The Last Mixed Tape is an Irish-based weekly music podcast and YouTube series founded in February 2014 by critic and journalist Stephen White. The site is composed of reviews, interviews, and news features all written by White, specifically about the Dublin music scene. Although the site is listed as a blog, White has on several occasions distanced himself from the term, preferring to be called a "critic." In December 2023, The Last Mixed Tape changed format moving from daily music blog to a weekly podcast and YouTube series hosted by White.

The website promotes and critiques the artists coming out of Ireland's independent scene, spanning several genres including indie, electronic, post punk, noise pop and alternative rock.
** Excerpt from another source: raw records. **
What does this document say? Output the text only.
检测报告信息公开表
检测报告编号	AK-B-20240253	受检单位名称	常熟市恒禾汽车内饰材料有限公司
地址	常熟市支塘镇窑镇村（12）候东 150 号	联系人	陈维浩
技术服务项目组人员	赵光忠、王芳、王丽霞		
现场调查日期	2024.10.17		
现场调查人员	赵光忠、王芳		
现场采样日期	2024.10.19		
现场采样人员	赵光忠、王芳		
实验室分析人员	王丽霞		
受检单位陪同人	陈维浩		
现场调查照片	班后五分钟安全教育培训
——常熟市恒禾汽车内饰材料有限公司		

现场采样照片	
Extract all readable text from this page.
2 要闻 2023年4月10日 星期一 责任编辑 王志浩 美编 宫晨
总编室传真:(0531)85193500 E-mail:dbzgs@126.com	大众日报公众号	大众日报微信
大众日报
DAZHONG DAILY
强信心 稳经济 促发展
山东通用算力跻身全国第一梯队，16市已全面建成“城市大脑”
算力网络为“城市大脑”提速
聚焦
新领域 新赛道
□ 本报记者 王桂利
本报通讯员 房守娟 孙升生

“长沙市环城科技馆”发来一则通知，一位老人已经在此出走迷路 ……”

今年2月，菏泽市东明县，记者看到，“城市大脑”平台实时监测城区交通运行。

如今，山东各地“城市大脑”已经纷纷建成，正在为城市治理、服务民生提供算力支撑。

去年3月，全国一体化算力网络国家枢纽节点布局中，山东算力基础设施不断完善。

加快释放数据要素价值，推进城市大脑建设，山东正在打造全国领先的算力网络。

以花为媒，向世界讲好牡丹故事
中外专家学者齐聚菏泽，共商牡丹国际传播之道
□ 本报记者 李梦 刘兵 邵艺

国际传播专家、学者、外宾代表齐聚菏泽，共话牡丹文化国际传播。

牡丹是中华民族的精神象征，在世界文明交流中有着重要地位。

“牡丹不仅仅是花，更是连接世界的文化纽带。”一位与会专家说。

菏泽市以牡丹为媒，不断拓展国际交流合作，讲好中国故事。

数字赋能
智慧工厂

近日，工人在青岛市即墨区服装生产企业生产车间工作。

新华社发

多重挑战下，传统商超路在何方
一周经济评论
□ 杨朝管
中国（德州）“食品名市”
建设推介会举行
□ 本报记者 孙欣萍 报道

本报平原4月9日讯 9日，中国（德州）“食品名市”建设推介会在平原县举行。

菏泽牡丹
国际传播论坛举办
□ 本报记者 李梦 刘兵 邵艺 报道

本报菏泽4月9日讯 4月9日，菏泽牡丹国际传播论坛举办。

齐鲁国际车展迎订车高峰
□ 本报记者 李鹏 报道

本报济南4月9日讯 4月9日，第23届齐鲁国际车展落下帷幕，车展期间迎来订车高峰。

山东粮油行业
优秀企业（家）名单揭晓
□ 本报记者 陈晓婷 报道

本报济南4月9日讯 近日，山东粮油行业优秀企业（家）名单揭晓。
==Writing style and criticism==
White champions Irish indie and pop music, and overall writes about the Irish music scene in a thoughtful, considered and positive tone. He does not shy away from sharp critique and has previously made statements that some music fans considered to be controversial, for example about Irish act Kodaline in which he likened them to "vanilla ice-cream". White's reviews of The Coronas album Trust the Wire and The Strypes album Spitting Image were seen by some fans as unfair at the time.

==Awards and nominations==
Since its first year the Last Mixed Tape was nominated for six music blogging awards, the Blog Awards Ireland in 2014, 2015, 2016 & 2018 and at the Web Awards Ireland in 2014, 2015 & 2016.

==Appearances and events==
The Last Mixed Tape has also taken part in several events and charity shows around Dublin. White has appeared on several panel discussions representing the blog, including multiple appearances at Vinyl & Wine and an appearance at the State.ie of the Nation Address.

In May 2015, White appeared as part of a discussion panel at Life Festival, speaking about Nas and his debut album Illmatic. White also guested as a host on weekly radio show the Co-Present alongside Fight Like Apes singer MayKay.

In September 2014, White along with several promoters from the Dublin area ran a charity night for the Irish Red Cross to raise funds for their appeal to help victims of the 2014 Israel-Gaza conflict. The night was headlined by local rock 'n' roll band the Minutes. In May 2015, The Last Mixed Tape took part in an event at Whelan's to raise funds for the Yes Equality campaign during the Thirty-fourth Amendment of the Constitution (Marriage Equality) Bill 2015. This was followed by another charity gig in September 2015 in aid of Irish Red Cross Migration appeal during the European migrant crisis.

In 2019, White was announced as one of the judges for the Choice Music Prize Album of the Year 2018 and returned in 2023 to judge the Irish Artist of the Year award.

==Podcast==
In 2015, the Last Mixed Tape began a weekly music review podcast. The show was originally uploaded every Friday morning and featured White reviewing Irish indie albums and singles. It was hosted by local Irish DJ Kate Brennan-Harding, a producer for the Irish national and independent radio station, Today FM. Sara Lovic took over as co-host from January 2018 to 2021.

In 2023, The Last Mixed Tape podcast returned in a new weekly format, hosted by White and released every Saturday.